20140226 — woensdag

Ele­va­tor pitch

Op de gang kom ik hem opeens tegen. Onver­wacht. Hij hoort hier niet te zijn. Zijn kan­toor is ergens anders. Ver weg. In een ander land. Toch zie ik hem nu recht op mij af komen lopen. Ik bedenk me dat ik wel eens over hem heb gedroomd. Zou hij ooit over mij heb­ben gedroomd? Indien ja, moet ik hem dan anders inschatten?

De wereld bestaat niet. Alles wat ik mee­maak heb ik zelf ver­zon­nen. Alleen is het zo jam­mer dat ik het niet kan stu­ren. Dan was ik hier niet.

Ik ben hier wel. Hij ook. We schud­den elkaar de hand. Ik noem hem bij de voor­naam. Hij moet de mij­ne schul­dig blij­ven. De bedoe­ling is dat ik nu wat ga zeg­gen. Zoals bij­voor­beeld. Het blijft leeg in mijn hoofd.

Tij­dens ver­schil­len­de cur­sus­sen heb ik de term ele­va­tor pitch voor­bij horen komen.

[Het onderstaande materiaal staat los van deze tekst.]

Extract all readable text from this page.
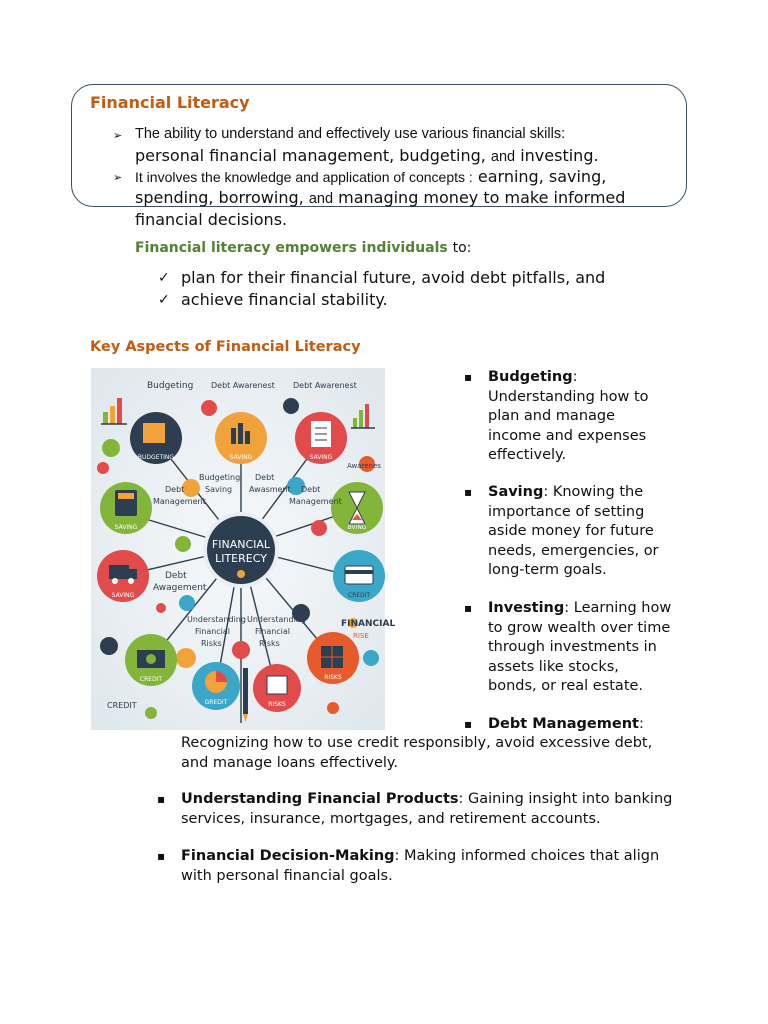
Financial Literacy
➢ The ability to understand and effectively use various financial skills:
personal financial management, budgeting, and investing.
➢ It involves the knowledge and application of concepts : earning, saving,
spending, borrowing, and managing money to make informed
financial decisions.
Financial literacy empowers individuals to:
✓ plan for their financial future, avoid debt pitfalls, and
✓ achieve financial stability.
Key Aspects of Financial Literacy
BUDGETING	SAVING	SAVING
SAVING	BVING
SAVING	CREDIT
CREDIT	RISKS
GREDIT	RISKS
FINANCIAL
LITERECY
Budgeting Debt Awarenest Debt Awarenest
Budgeting
Saving
Debt
Awasment
Debt
Management
Debt
Management
Debt
Awagement
Understanding
Financial
Risks
Understanding
Financial
Risks
FINANCIAL
RISE
Awarenes
CREDIT
▪ Budgeting:
Understanding how to
plan and manage
income and expenses
effectively.
▪ Saving: Knowing the
importance of setting
aside money for future
needs, emergencies, or
long-term goals.
▪ Investing: Learning how
to grow wealth over time
through investments in
assets like stocks,
bonds, or real estate.
▪ Debt Management:
Recognizing how to use credit responsibly, avoid excessive debt,
and manage loans effectively.
▪ Understanding Financial Products: Gaining insight into banking
services, insurance, mortgages, and retirement accounts.
▪ Financial Decision-Making: Making informed choices that align
with personal financial goals.
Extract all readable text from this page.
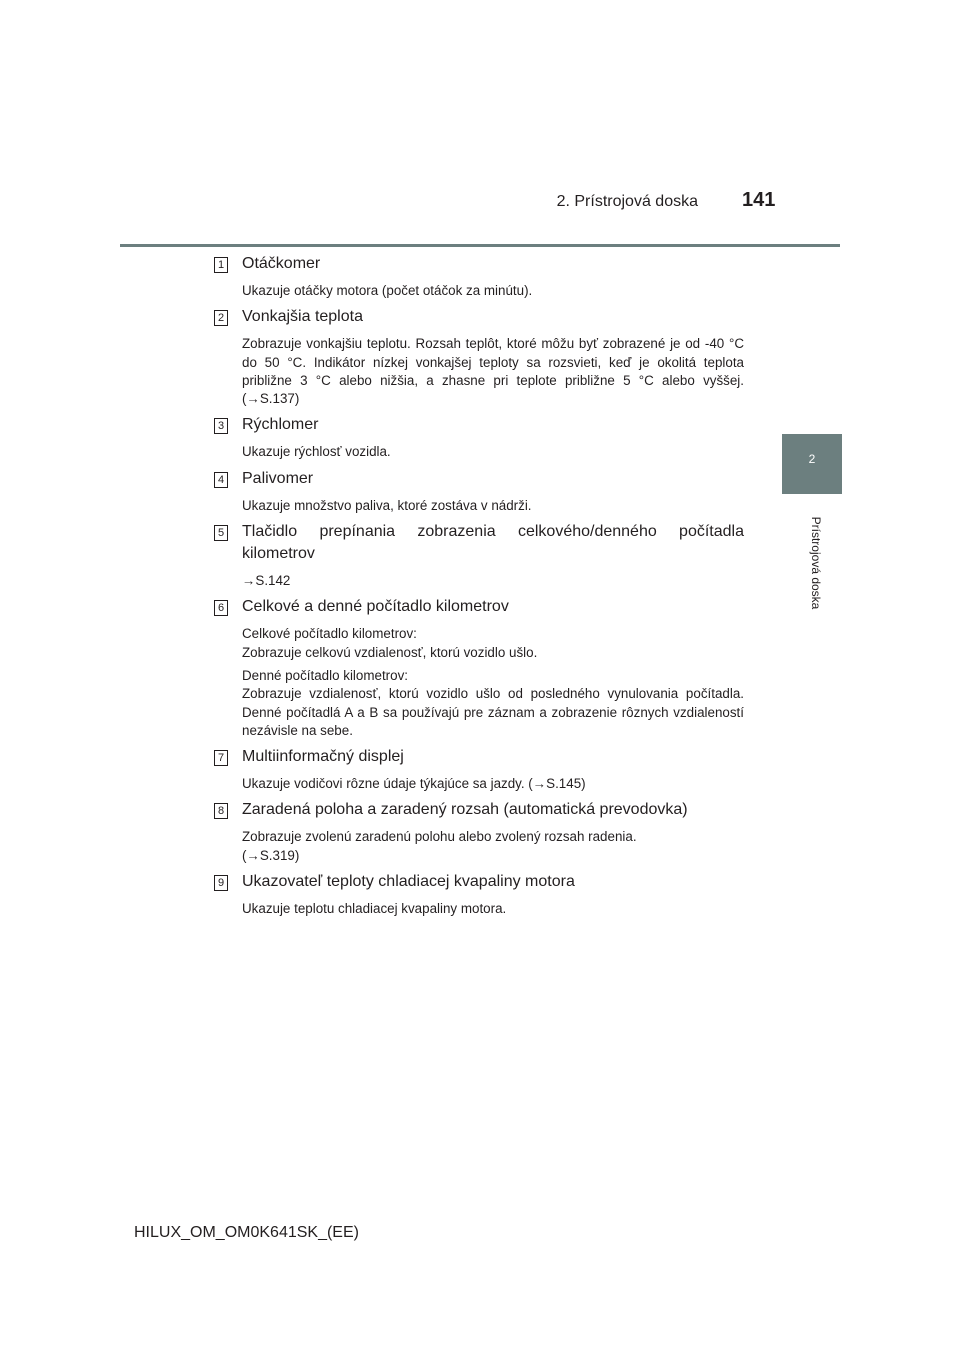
2. Prístrojová doska 141
2
Prístrojová doska
1 Otáčkomer

Ukazuje otáčky motora (počet otáčok za minútu).

2 Vonkajšia teplota

Zobrazuje vonkajšiu teplotu. Rozsah teplôt, ktoré môžu byť zobrazené je od -40 °C do 50 °C. Indikátor nízkej vonkajšej teploty sa rozsvieti, keď je okolitá teplota približne 3 °C alebo nižšia, a zhasne pri teplote približne 5 °C alebo vyššej. (→S.137)

3 Rýchlomer

Ukazuje rýchlosť vozidla.

4 Palivomer

Ukazuje množstvo paliva, ktoré zostáva v nádrži.

5 Tlačidlo prepínania zobrazenia celkového/denného počítadla kilometrov

→S.142

6 Celkové a denné počítadlo kilometrov

Celkové počítadlo kilometrov:
Zobrazuje celkovú vzdialenosť, ktorú vozidlo ušlo.

Denné počítadlo kilometrov:
Zobrazuje vzdialenosť, ktorú vozidlo ušlo od posledného vynulovania počítadla. Denné počítadlá A a B sa používajú pre záznam a zobrazenie rôznych vzdialeností nezávisle na sebe.

7 Multiinformačný displej

Ukazuje vodičovi rôzne údaje týkajúce sa jazdy. (→S.145)

8 Zaradená poloha a zaradený rozsah (automatická prevodovka)

Zobrazuje zvolenú zaradenú polohu alebo zvolený rozsah radenia.
(→S.319)

9 Ukazovateľ teploty chladiacej kvapaliny motora

Ukazuje teplotu chladiacej kvapaliny motora.

HILUX_OM_OM0K641SK_(EE)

[Vroe­ger. Lang gele­den. Heb ik eens in de eer­ste week van mijn aller­eer­ste gloed­nieu­we baan een man in de lift gigan­tisch van repliek gediend omdat hij de deur voor mijn neus wil­de dicht­doen. Het bleek de direc­teur. Het waren twee fan­tas­ti­sche dagen.]

Ik ver­ont­schul­dig me en loop door. Druk druk druk.

Een ele­va­tor pitch. Op de gang nog wel. Het moet niet gek­ker worden.